Learning how to Create and Configure the Robots.txt File will help you tell search engine spiders which parts of your website to crawl.
“Spiders” are nothing more than search robots or bots (crawlers) that crawl all types of web pages in order to search for a specific characteristic in each of them according to the type of related bot. Bots can crawl everything from new content to changes that have been made to link structures. But sometimes there are certain types of changes that you want to hide from the tracking of these bots. And it is in these cases when the txt file is useful.
But before going straight to configuring it, the ideal is to know a little more about what the robots.txt file is and what it is for.
WHAT IS IT AND WHAT IS IT FOR?
The robots.txt file is actually a file with plain text features that can be created very easily using notepad under the name robots.txt.
All the information that is read by search engine spiders and that allows parts of a website to be crawled is found within these files.
Thanks to this type of files, the robots know which pages to crawl or index. In addition, this file contains information about which areas of the website are allowed and which areas should not be entered.
Among the functionalities that the robots.txt file fulfills we have:
- Indicates the map directory of your system, facilitating web indexing.
- Prevents deleted URLs that give 404 errors from being crawled.
- Block specific bots from entering your website and prevent them from accessing your files.
- Deny search engines access to some directories and pages on your site.
- Reduces the amount of resources consumed by the server.
One vital piece of information to keep in mind about this type of file is that some malicious and illegal bots can overlook it and try to access the information. After all, it is a public file that you can see reflected on other websites by placing a good Hire a biography writer it at the end of the /robots.tx domain. So it is best not to use it to hide any type of private information from search engines, since there is a risk that someone who enters your file could see what you are trying to hide.
CREATE THE ROBOTS.TXT FILE IN WORDPRESS
To create the robots.txt file in WordPress you just have to open a notepad file and save it under the name robots.txt. After this you simply have to upload it using cPanel or Filezilla to the root directory of the domain.
Usually, this type of file already comes with a creator, but another option to do it is through the Yoast SEO plugin. You have to go to the “Tools” option, then click on “File Editor”, and from there you can create or modify robots.txt.
STEPS TO CONFIGURE ROBOTS.TXT FILE
There is no perfect general robots.txt file setup for all pages. In reality, each website will use this file to block what suits them best. However, by downloading the standard robots.txt file for WordPress and modifying it based on the following:
In #First block we removed the ability to track folders, fedd, tags, comments, searches and more.

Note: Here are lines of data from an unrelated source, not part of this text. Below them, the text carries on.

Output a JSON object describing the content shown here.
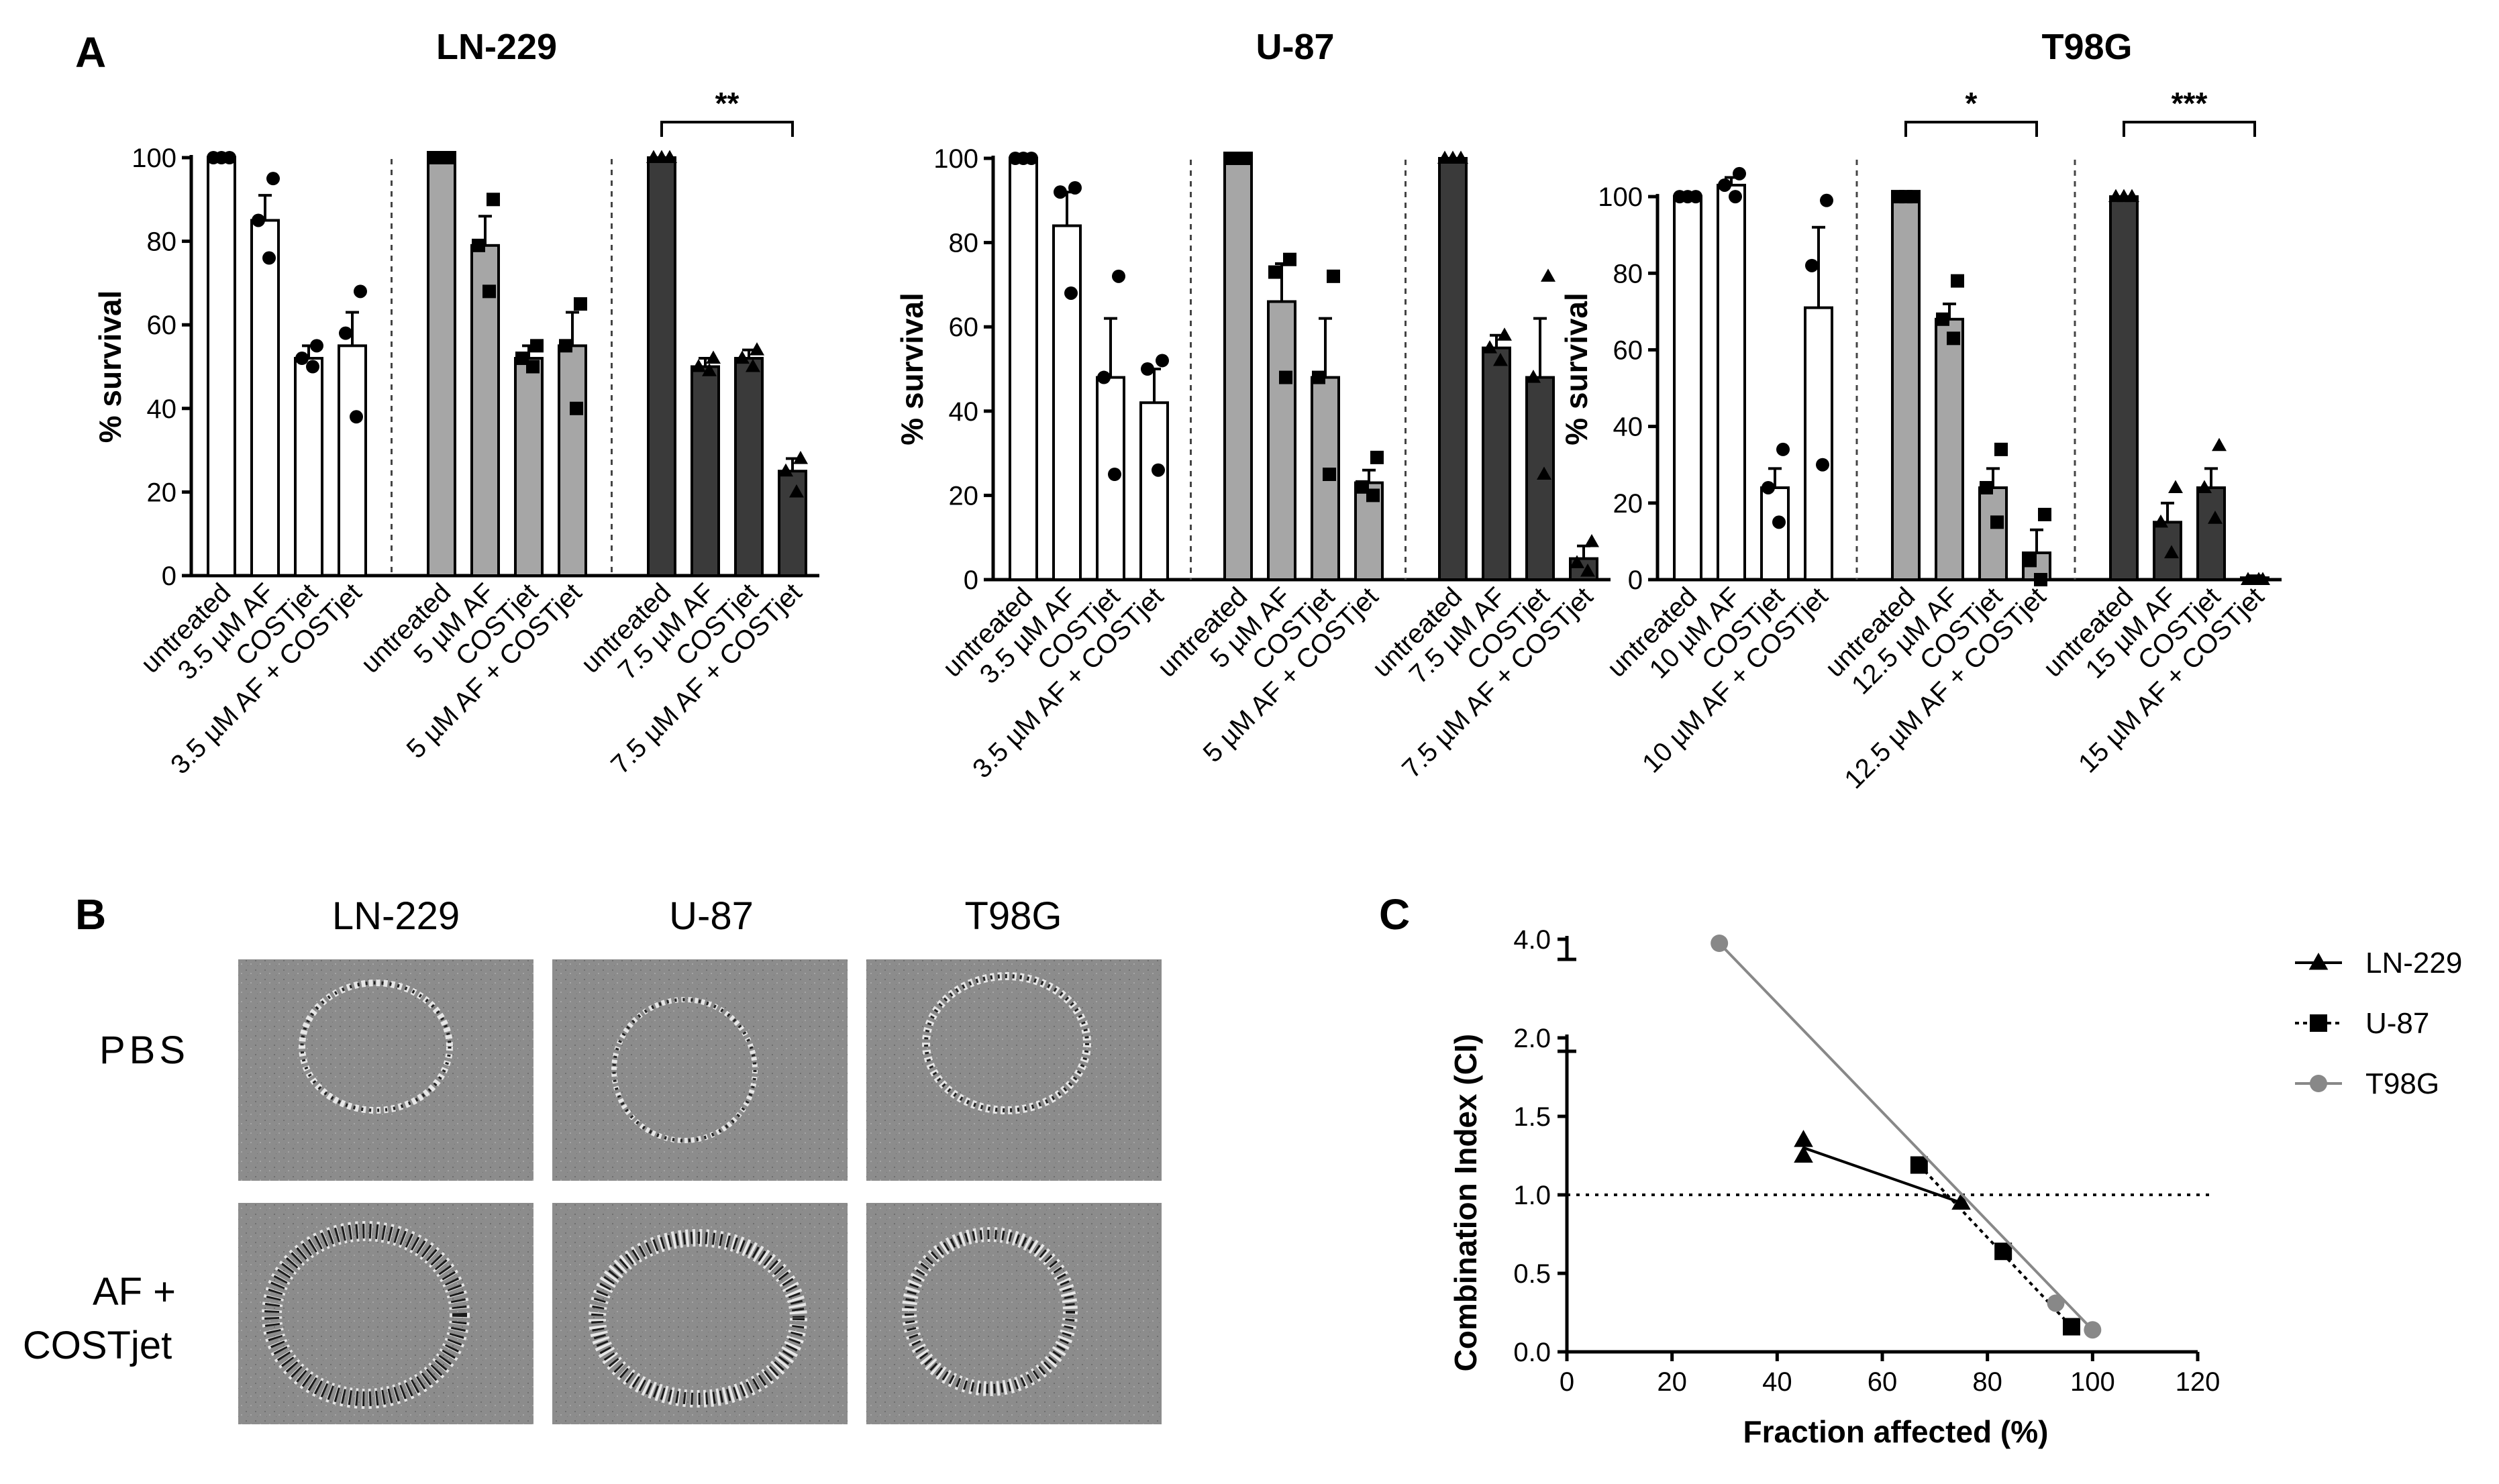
{
  "panel_labels": {
    "a": "A",
    "b": "B",
    "c": "C"
  },
  "chart_data": [
    {
      "type": "bar",
      "title": "LN-229",
      "ylabel": "% survival",
      "ylim": [
        0,
        100
      ],
      "yticks": [
        0,
        20,
        40,
        60,
        80,
        100
      ],
      "categories": [
        "untreated",
        "3.5 µM AF",
        "COSTjet",
        "3.5 µM AF + COSTjet",
        "untreated",
        "5 µM AF",
        "COSTjet",
        "5 µM AF + COSTjet",
        "untreated",
        "7.5 µM AF",
        "COSTjet",
        "7.5 µM AF + COSTjet"
      ],
      "groups": [
        {
          "fill": "#ffffff",
          "marker": "circle",
          "values": [
            100,
            85,
            52,
            55
          ],
          "sem": [
            0,
            6,
            3,
            8
          ],
          "points": [
            [
              100,
              100,
              100
            ],
            [
              76,
              85,
              95
            ],
            [
              50,
              52,
              55
            ],
            [
              38,
              58,
              68
            ]
          ]
        },
        {
          "fill": "#a6a6a6",
          "marker": "square",
          "values": [
            100,
            79,
            52,
            55
          ],
          "sem": [
            0,
            7,
            3,
            8
          ],
          "points": [
            [
              100,
              100,
              100
            ],
            [
              68,
              79,
              90
            ],
            [
              50,
              52,
              55
            ],
            [
              40,
              55,
              65
            ]
          ]
        },
        {
          "fill": "#3a3a3a",
          "marker": "triangle",
          "values": [
            100,
            50,
            52,
            25
          ],
          "sem": [
            0,
            2,
            2,
            3
          ],
          "points": [
            [
              100,
              100,
              100
            ],
            [
              49,
              50,
              52
            ],
            [
              50,
              52,
              54
            ],
            [
              20,
              25,
              28
            ]
          ]
        }
      ],
      "significance": [
        {
          "label": "**",
          "group": 2,
          "from": 0,
          "to": 3
        }
      ]
    },
    {
      "type": "bar",
      "title": "U-87",
      "ylabel": "% survival",
      "ylim": [
        0,
        100
      ],
      "yticks": [
        0,
        20,
        40,
        60,
        80,
        100
      ],
      "categories": [
        "untreated",
        "3.5 µM AF",
        "COSTjet",
        "3.5 µM AF + COSTjet",
        "untreated",
        "5 µM AF",
        "COSTjet",
        "5 µM AF + COSTjet",
        "untreated",
        "7.5 µM AF",
        "COSTjet",
        "7.5 µM AF + COSTjet"
      ],
      "groups": [
        {
          "fill": "#ffffff",
          "marker": "circle",
          "values": [
            100,
            84,
            48,
            42
          ],
          "sem": [
            0,
            8,
            14,
            8
          ],
          "points": [
            [
              100,
              100,
              100
            ],
            [
              68,
              92,
              93
            ],
            [
              25,
              48,
              72
            ],
            [
              26,
              50,
              52
            ]
          ]
        },
        {
          "fill": "#a6a6a6",
          "marker": "square",
          "values": [
            100,
            66,
            48,
            23
          ],
          "sem": [
            0,
            9,
            14,
            3
          ],
          "points": [
            [
              100,
              100,
              100
            ],
            [
              48,
              73,
              76
            ],
            [
              25,
              48,
              72
            ],
            [
              20,
              22,
              29
            ]
          ]
        },
        {
          "fill": "#3a3a3a",
          "marker": "triangle",
          "values": [
            100,
            55,
            48,
            5
          ],
          "sem": [
            0,
            3,
            14,
            3
          ],
          "points": [
            [
              100,
              100,
              100
            ],
            [
              52,
              55,
              58
            ],
            [
              25,
              48,
              72
            ],
            [
              2,
              4,
              9
            ]
          ]
        }
      ],
      "significance": []
    },
    {
      "type": "bar",
      "title": "T98G",
      "ylabel": "% survival",
      "ylim": [
        0,
        110
      ],
      "yticks": [
        0,
        20,
        40,
        60,
        80,
        100
      ],
      "categories": [
        "untreated",
        "10 µM AF",
        "COSTjet",
        "10 µM AF + COSTjet",
        "untreated",
        "12.5 µM AF",
        "COSTjet",
        "12.5 µM AF + COSTjet",
        "untreated",
        "15 µM AF",
        "COSTjet",
        "15 µM AF + COSTjet"
      ],
      "groups": [
        {
          "fill": "#ffffff",
          "marker": "circle",
          "values": [
            100,
            103,
            24,
            71
          ],
          "sem": [
            0,
            2,
            5,
            21
          ],
          "points": [
            [
              100,
              100,
              100
            ],
            [
              100,
              103,
              106
            ],
            [
              15,
              24,
              34
            ],
            [
              30,
              82,
              99
            ]
          ]
        },
        {
          "fill": "#a6a6a6",
          "marker": "square",
          "values": [
            100,
            68,
            24,
            7
          ],
          "sem": [
            0,
            4,
            5,
            6
          ],
          "points": [
            [
              100,
              100,
              100
            ],
            [
              63,
              68,
              78
            ],
            [
              15,
              24,
              34
            ],
            [
              0,
              5,
              17
            ]
          ]
        },
        {
          "fill": "#3a3a3a",
          "marker": "triangle",
          "values": [
            100,
            15,
            24,
            0.5
          ],
          "sem": [
            0,
            5,
            5,
            0.5
          ],
          "points": [
            [
              100,
              100,
              100
            ],
            [
              7,
              15,
              24
            ],
            [
              16,
              24,
              35
            ],
            [
              0,
              0,
              0
            ]
          ]
        }
      ],
      "significance": [
        {
          "label": "*",
          "group": 1,
          "from": 0,
          "to": 3
        },
        {
          "label": "***",
          "group": 2,
          "from": 0,
          "to": 3
        }
      ]
    },
    {
      "type": "scatter",
      "title": "",
      "xlabel": "Fraction affected (%)",
      "ylabel": "Combination Index (CI)",
      "xlim": [
        0,
        120
      ],
      "xticks": [
        0,
        20,
        40,
        60,
        80,
        100,
        120
      ],
      "yticks_lower": [
        0.0,
        0.5,
        1.0,
        1.5,
        2.0
      ],
      "yticks_upper": [
        4.0
      ],
      "reference_line": 1.0,
      "series": [
        {
          "name": "LN-229",
          "marker": "triangle",
          "color": "#000000",
          "line": "solid",
          "points": [
            {
              "x": 45,
              "y": 1.25
            },
            {
              "x": 45,
              "y": 1.35
            },
            {
              "x": 75,
              "y": 0.95
            }
          ],
          "fit": [
            {
              "x": 45,
              "y": 1.3
            },
            {
              "x": 75,
              "y": 0.95
            }
          ]
        },
        {
          "name": "U-87",
          "marker": "square",
          "color": "#000000",
          "line": "dotted",
          "points": [
            {
              "x": 67,
              "y": 1.19
            },
            {
              "x": 83,
              "y": 0.64
            },
            {
              "x": 96,
              "y": 0.16
            }
          ],
          "fit": [
            {
              "x": 67,
              "y": 1.19
            },
            {
              "x": 96,
              "y": 0.16
            }
          ]
        },
        {
          "name": "T98G",
          "marker": "circle",
          "color": "#888888",
          "line": "solid",
          "points": [
            {
              "x": 29,
              "y": 3.9
            },
            {
              "x": 93,
              "y": 0.31
            },
            {
              "x": 100,
              "y": 0.14
            }
          ],
          "fit": [
            {
              "x": 29,
              "y": 3.9
            },
            {
              "x": 100,
              "y": 0.14
            }
          ]
        }
      ]
    }
  ],
  "image_grid": {
    "columns": [
      "LN-229",
      "U-87",
      "T98G"
    ],
    "rows": [
      "PBS",
      "AF +\nCOSTjet"
    ],
    "row_line1": [
      "PBS",
      "AF +"
    ],
    "row_line2": [
      "",
      "COSTjet"
    ]
  }
}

Within this First block we make the specifications to allow all User-agent: * (bots) to access AJAX, while at the same time denying the possibility to directories that we do not want to be crawled such as search pages or internal WordPress type. In this block you will find for modification:
- User-agent: *
- Allow: /wp-admin/admin-ajax.php
- Disallow: /wp-login
- Disallow: /*/feed/
- Disallow: /*/trackback/
- Disallow: /wp-admin
- Disallow: /*/attachment/
- Disallow: *?replytocom
- Disallow: /author/
- Disallow: /tag/*/page/
- Disallow: /comments/
- Disallow: /tag/*/feed/
- Disallow: /xmlrpc.php
- Disallow: /*/*/*/feed.xml
- Disallow: /*?s=
- Disallow: /?attachment_id*
- Disallow: /search
In accessing the #Second block we can unlock CCS and JS resources with:
- #Second block
- User-Agent: Googlebot
- Allow: /*.css$
- Allow: /*.js$
And finally, upon reaching the #Third Block we can add the URL of the XML system map file in order to guide the bots to the content they should crawl.
You have the possibility to add more than one option by going to:
- Sitemap: http://www.tudominio.com/sitemap.xml
If you have doubts about whether or not you have a system within your system and the URL that corresponds to it, go to Crawl – Sitemaps in Google Console. And if by chance you don’t have a system, with the Yoast SEO plugin you can create it.
Robots.txt tester
Then finish creating your robots.txt file and save it correctly in the root directory of your page. The last step is to check that everything works well and that the robots access the remaining pages of the website without problems. You can do the verification through the Google Search Console tool. Click on Google Console and access “ebook writers” – “Robot Tester.txt”. There you should see what you placed in the tobot.txt.
If you don’t see anything, you just have to press the send button that appears in the third step, which is the one that requests Google to update the system. After pressing the button and requesting the update, you simply have to click on the red “Try” button. And if now everything works perfectly, then an “Allowed” message will appear.
As a final tip about the robots txt file, you should keep in mind that this file class accepts simple command protocols, which in reality are few and you can review them in Robot Exclusion Standard. Also, do not use commands that are different from those allowed to avoid possible problems. And if you need an expert in programming and robots.txt file, at the digital marketing agency in Sabadell, MarketBoom we have web and programming experts who will optimize all the details of your website 100%.